At one point, the Nickelodeon cartoon called “Avatar: The Last Air Bender” came up. My young friend has not as yet seen the show, though she generally has an appetite for sci-fi and fantasy. I was explaining how I see some Christian values portrayed in the show, despite the sometimes rather overt effort of the producers to advance some form or other of Buddhism.
As a great example of Christian truth making its way onto the stage of the show, I referenced my favorite episode. It is the one called “The Southern Raiders.” In it, Katara, one of the main characters, learns that she will have the opportunity for revenge against the man who killed her mother when she was a little girl. Zuko, another character who understands the bitterness of having been wronged so badly, is prepared to help her. Aang, the title character also knows what it is to have people he loves savagely taken from him. But he tries to talk the two of them out of their revenge plot.
When he calls Katara to embrace forgiveness, Zuko says, “That’s the same as doing nothing.”
“No it’s not,” replies Aang somberly, “Doing nothing is easy. Forgiveness is hard.”

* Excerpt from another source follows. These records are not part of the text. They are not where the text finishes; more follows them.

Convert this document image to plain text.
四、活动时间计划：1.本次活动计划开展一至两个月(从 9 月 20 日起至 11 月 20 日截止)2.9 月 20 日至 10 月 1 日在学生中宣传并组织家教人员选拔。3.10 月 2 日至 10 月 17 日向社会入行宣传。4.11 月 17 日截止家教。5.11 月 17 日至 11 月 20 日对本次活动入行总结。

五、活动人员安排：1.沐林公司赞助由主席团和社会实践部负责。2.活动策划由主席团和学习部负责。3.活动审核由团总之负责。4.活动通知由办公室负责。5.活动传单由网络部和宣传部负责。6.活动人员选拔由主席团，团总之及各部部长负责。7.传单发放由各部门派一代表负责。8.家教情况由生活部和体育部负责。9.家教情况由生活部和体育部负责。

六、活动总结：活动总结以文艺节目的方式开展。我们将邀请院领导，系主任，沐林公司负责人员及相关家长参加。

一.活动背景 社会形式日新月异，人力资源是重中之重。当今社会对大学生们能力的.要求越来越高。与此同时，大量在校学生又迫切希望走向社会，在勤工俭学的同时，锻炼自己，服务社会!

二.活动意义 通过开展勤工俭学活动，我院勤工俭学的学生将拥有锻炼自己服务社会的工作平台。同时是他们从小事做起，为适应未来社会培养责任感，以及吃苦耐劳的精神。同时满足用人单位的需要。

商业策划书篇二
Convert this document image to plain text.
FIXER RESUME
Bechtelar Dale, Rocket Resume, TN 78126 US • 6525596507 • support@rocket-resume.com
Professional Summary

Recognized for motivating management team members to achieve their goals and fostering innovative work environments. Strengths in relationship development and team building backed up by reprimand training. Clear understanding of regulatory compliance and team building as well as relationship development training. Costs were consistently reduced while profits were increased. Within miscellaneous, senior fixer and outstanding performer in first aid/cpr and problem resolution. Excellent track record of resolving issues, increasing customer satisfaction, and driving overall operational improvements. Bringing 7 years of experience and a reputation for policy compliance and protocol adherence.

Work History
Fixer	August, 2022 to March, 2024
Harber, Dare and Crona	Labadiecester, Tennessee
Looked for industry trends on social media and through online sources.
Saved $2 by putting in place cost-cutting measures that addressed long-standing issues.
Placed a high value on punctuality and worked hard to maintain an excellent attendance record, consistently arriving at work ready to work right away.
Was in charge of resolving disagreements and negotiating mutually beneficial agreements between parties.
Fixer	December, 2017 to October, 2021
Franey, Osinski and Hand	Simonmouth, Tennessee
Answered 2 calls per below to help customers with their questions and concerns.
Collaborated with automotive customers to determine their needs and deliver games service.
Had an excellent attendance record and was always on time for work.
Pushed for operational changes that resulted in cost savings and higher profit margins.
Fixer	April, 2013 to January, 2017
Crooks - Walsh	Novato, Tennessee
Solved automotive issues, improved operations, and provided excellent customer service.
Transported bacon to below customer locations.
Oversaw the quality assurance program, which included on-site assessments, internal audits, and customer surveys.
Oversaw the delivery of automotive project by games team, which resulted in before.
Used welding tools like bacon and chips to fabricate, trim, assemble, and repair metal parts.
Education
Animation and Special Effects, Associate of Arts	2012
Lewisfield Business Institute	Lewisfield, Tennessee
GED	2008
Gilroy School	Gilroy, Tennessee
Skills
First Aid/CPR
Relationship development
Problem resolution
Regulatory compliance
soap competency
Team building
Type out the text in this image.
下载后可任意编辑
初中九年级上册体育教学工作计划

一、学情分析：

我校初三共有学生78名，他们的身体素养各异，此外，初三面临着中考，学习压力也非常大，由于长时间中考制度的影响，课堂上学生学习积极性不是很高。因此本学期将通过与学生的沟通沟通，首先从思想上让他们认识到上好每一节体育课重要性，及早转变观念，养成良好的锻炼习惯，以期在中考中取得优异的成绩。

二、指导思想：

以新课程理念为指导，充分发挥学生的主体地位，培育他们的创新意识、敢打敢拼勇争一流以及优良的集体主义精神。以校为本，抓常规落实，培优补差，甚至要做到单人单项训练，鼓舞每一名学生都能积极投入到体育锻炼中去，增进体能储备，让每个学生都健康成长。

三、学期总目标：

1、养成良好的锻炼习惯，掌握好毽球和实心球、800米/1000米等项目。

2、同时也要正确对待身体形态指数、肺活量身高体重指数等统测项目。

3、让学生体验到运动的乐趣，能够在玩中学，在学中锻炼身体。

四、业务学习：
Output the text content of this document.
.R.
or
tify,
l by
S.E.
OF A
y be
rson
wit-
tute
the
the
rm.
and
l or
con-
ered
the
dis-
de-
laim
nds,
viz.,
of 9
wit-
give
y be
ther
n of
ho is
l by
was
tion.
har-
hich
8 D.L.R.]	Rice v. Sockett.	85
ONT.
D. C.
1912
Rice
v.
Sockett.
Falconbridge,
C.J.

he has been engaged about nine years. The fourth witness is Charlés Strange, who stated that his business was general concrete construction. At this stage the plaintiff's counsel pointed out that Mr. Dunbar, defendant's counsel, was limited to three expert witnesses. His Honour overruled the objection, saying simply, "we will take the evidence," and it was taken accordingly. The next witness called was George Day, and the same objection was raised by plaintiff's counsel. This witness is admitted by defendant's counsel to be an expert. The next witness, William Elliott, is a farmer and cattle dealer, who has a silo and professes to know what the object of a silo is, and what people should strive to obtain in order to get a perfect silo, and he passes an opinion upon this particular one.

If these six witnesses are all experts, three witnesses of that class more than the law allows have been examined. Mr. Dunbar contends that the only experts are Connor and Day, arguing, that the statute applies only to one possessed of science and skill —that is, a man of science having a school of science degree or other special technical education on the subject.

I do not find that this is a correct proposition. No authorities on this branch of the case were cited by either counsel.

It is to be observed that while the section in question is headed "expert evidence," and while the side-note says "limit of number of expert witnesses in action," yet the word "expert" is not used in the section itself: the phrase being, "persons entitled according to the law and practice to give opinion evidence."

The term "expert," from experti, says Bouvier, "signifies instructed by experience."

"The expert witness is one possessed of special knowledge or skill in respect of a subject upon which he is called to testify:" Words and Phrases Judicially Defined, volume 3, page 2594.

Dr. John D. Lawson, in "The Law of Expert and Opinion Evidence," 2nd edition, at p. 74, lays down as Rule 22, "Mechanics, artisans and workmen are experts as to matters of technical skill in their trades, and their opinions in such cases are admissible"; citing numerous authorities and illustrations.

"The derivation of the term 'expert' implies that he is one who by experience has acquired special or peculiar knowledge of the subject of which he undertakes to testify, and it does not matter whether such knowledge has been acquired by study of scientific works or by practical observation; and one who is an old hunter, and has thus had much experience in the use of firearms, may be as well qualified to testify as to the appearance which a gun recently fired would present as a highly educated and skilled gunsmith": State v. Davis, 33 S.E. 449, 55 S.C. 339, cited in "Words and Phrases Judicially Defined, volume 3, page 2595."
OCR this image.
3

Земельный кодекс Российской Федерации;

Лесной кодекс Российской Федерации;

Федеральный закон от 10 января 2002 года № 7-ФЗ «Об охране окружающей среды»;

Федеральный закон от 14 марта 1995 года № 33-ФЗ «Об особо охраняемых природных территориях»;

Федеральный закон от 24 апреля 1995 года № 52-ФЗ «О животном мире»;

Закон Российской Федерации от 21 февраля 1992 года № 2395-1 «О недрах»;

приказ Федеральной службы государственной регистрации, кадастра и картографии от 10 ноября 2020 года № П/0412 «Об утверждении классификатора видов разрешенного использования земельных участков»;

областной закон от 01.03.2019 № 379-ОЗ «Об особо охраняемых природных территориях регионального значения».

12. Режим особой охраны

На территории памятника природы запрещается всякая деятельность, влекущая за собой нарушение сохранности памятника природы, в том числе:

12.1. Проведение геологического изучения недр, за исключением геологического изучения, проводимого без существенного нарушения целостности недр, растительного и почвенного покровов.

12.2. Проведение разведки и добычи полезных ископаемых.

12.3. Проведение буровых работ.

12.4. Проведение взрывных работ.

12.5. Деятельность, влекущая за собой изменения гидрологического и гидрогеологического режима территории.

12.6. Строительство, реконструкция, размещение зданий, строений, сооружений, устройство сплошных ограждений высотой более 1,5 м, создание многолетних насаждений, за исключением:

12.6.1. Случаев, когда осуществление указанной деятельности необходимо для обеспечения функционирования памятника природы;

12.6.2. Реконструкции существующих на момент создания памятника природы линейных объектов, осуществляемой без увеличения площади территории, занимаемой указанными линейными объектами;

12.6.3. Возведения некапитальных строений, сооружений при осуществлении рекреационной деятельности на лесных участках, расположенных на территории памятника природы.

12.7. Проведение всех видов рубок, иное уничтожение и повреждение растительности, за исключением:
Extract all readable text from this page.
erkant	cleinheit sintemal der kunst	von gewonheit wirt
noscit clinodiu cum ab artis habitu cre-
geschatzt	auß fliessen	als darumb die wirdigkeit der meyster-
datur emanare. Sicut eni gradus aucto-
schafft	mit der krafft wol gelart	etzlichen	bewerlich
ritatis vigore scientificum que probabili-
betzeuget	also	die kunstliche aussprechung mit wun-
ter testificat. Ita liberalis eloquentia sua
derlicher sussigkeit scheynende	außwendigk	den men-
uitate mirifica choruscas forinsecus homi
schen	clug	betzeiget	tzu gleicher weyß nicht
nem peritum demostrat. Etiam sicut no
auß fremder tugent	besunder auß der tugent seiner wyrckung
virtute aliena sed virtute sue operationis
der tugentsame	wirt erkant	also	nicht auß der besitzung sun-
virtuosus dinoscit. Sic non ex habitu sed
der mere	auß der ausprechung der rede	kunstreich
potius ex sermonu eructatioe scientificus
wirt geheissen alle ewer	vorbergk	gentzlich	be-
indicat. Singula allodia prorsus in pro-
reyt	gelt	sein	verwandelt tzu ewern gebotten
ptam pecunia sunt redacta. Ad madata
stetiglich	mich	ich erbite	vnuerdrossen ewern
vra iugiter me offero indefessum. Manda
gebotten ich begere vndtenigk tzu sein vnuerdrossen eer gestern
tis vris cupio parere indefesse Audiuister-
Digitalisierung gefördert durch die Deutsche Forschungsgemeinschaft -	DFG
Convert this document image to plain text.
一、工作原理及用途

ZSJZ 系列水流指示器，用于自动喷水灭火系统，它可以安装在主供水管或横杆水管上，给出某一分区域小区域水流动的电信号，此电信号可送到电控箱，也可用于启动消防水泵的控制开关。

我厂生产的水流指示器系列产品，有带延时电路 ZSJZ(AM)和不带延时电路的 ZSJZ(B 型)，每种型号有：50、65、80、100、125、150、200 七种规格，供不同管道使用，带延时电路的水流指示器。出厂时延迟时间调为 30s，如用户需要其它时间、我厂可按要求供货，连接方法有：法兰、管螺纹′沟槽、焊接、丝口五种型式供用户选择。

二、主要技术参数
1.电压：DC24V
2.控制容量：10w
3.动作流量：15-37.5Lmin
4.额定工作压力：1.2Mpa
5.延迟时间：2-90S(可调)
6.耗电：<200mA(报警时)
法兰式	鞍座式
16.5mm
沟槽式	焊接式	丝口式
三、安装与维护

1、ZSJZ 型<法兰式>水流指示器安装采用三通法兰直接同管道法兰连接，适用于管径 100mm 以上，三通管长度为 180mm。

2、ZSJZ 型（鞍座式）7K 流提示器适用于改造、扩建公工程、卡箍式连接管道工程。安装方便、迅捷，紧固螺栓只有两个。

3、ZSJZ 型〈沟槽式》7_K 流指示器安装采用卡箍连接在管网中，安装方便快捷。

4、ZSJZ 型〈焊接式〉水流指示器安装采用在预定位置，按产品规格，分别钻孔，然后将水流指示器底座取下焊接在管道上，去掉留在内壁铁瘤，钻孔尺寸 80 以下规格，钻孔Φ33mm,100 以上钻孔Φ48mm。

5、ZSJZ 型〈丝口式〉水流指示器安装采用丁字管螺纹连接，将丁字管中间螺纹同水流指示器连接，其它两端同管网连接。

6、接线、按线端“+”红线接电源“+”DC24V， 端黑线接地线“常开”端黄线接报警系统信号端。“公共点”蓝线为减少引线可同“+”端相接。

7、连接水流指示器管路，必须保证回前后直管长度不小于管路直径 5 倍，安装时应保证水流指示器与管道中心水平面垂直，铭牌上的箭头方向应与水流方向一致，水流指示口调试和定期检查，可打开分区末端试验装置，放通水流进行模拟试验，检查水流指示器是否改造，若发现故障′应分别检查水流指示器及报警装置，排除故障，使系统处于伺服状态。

Though this does not by any means amount to a biblical or Christian sermon on forgiveness, it sheds a bit of light on the thing that makes Christian forgiveness different from all the other forgiveness the world knows.
My naturalist friend believes in forgiveness as a principle for a number of reasons. It frees the offended person from the torture of bitterness. It is crucial for the interrelationship of people and people groups which is so necessary for the healthy progress of the human race. And so forth.
But what she and others of my non-Christian friends cannot understand is that forgiveness provides the Christian with the opportunity to grow in the personal knowledge of the Lord Jesus Christ. That’s what the distinction between Christian forgiveness and other forgivenesses means at the ultimate and personal level. But this was the more communicable aspect of the distinction which I was able to share with my friend: All of the non-Christian notions of forgiveness boil down to a “letting go” of the offense. But Christian forgiveness is more than a letting go; it is a taking on.
When the Christian forgives an offender, he does not merely say, “You do not have to pay for your sin against me.” He says, “Someone must pay. But I will not make you be the one who does it. Instead, it’ll be me. I will pay for your sin against me.” And in taking on the sin of his offender, the Christian joins his Lord on the cross—his Lord, the One who ultimately took all of this sin upon Himself. In fact, what the Christian comes to find is that the Crucified Lord is actually the One who is forgiving the offender through him.
The Air Bender episode does not really come very close to teaching this truth, but I appreciate the honesty with which it acknowledges that “forgiveness is hard.” And I appreciate the opportunity it thereby affords to make the point I have been making in this post, the point which I also was able to make to my friend.
For the Christian, knowing Christ in His death and resurrection is the central thing in all the universe. And the death we experience when He extends His forgiveness through us becomes one of the most powerful ways we can ever know Him.